I am having kind of mixed feelings about AAA. On the one hand, they did (eventually) get a tow truck to us that would have dragged us to any location we desired within 100 miles. As it turned out, the humongous tow truck only had to drag us half a block. By the time the tow truck got here, we'd done enough calling around to figure out that the garage AAA recommended could not help us (the Guppy was too tall and too long). That garage referred us to another, which turned out to be the Ford dealership right here in Gardner, a dealership that also peddles RVs. So they could actually work on the Guppy. That was the good news.
The bad news? First, when I called I learned their service department closed at 3 on Saturdays and they're not open on Sundays. We were welcome to have the Guppy dragged there (their gate would stay open until 7 or so) but it would be, I shit you not, "at least 2 weeks, maybe 3, before we can fit you into our schedule." Definitely a WTF moment. I'd just told the woman we were had an RV that broke down several states away from where we live and she's suggesting we hang out in a motel room for half a month before maybe they'll squeeze it into their busy schedule. No surprise, then, that the S.O. decided he would do the work himself. Then it became a question of finding an alternative site for parking the Guppy.

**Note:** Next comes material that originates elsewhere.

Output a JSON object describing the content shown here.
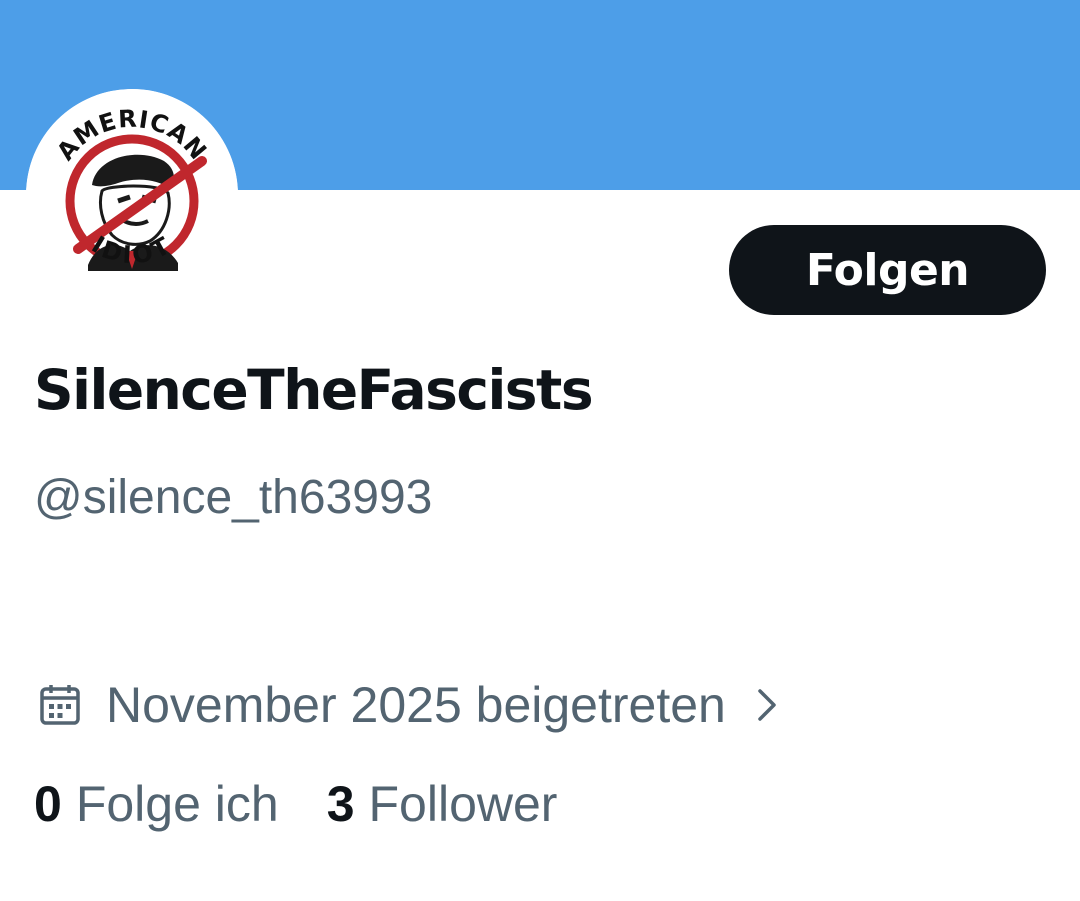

That's when I noticed the Super 8 across the street. Turned out they had rooms. They also had a place where it was okay to park the Guppy until it's repaired, at least as long as we're guests at the motel. So that's where the Guppy is now -- parked close to the motel and waiting for the S.O. to do the repairs.
Anyway, back to the mixed feelings about AAA. Apparently the customer service person I spoke with had no clue just what a Class C motor home is. The Guppy is built on a Ford E-350 chassis; the E-350 is a Ford 1-ton van. The Guppy is a tad long (27 feet) but doesn't fall into the heavy truck category of things. Any tow truck that could tow a typical 1-ton cargo van could handle the Guppy. So what did AAA send after what felt like an interminable wait? A tow truck designed for towing Greyhound buses and semis. I swear the tow vehicle was bigger than the Guppy. My one regret is that I didn't have my camera with me when it pulled up by the motel. I am guessing that the size of the tow vehicle the AAA person thought we needed is the main reason it took over 3 hours for him to get there. At one point we were told the tow truck was on its way, but then got another call saying he got called to a higher priority (better paying?) job than us.
As it turned out, we won't have to deal with the Ford dealership service department that so blithely told us there'd be a multiple-weeks wait before they could squeeze us in. At breakfast this morning we struck up a conversation with a woman who lived in Gardner (or just outside it) for over 20 years. They've retired to Lake of the Ozarks but come back here often to check on a business her husband still owns. After she learned why we were here, she called a local mechanic and asked him for advice. He referred the S.O. to a place a couple exits up the Interstate that specializes in servicing trucks, both big and small. If they don't actually have the part, they should be able to get it fairly quickly.
And then we'll be on the road again, quietly wondering what's going to fall off next.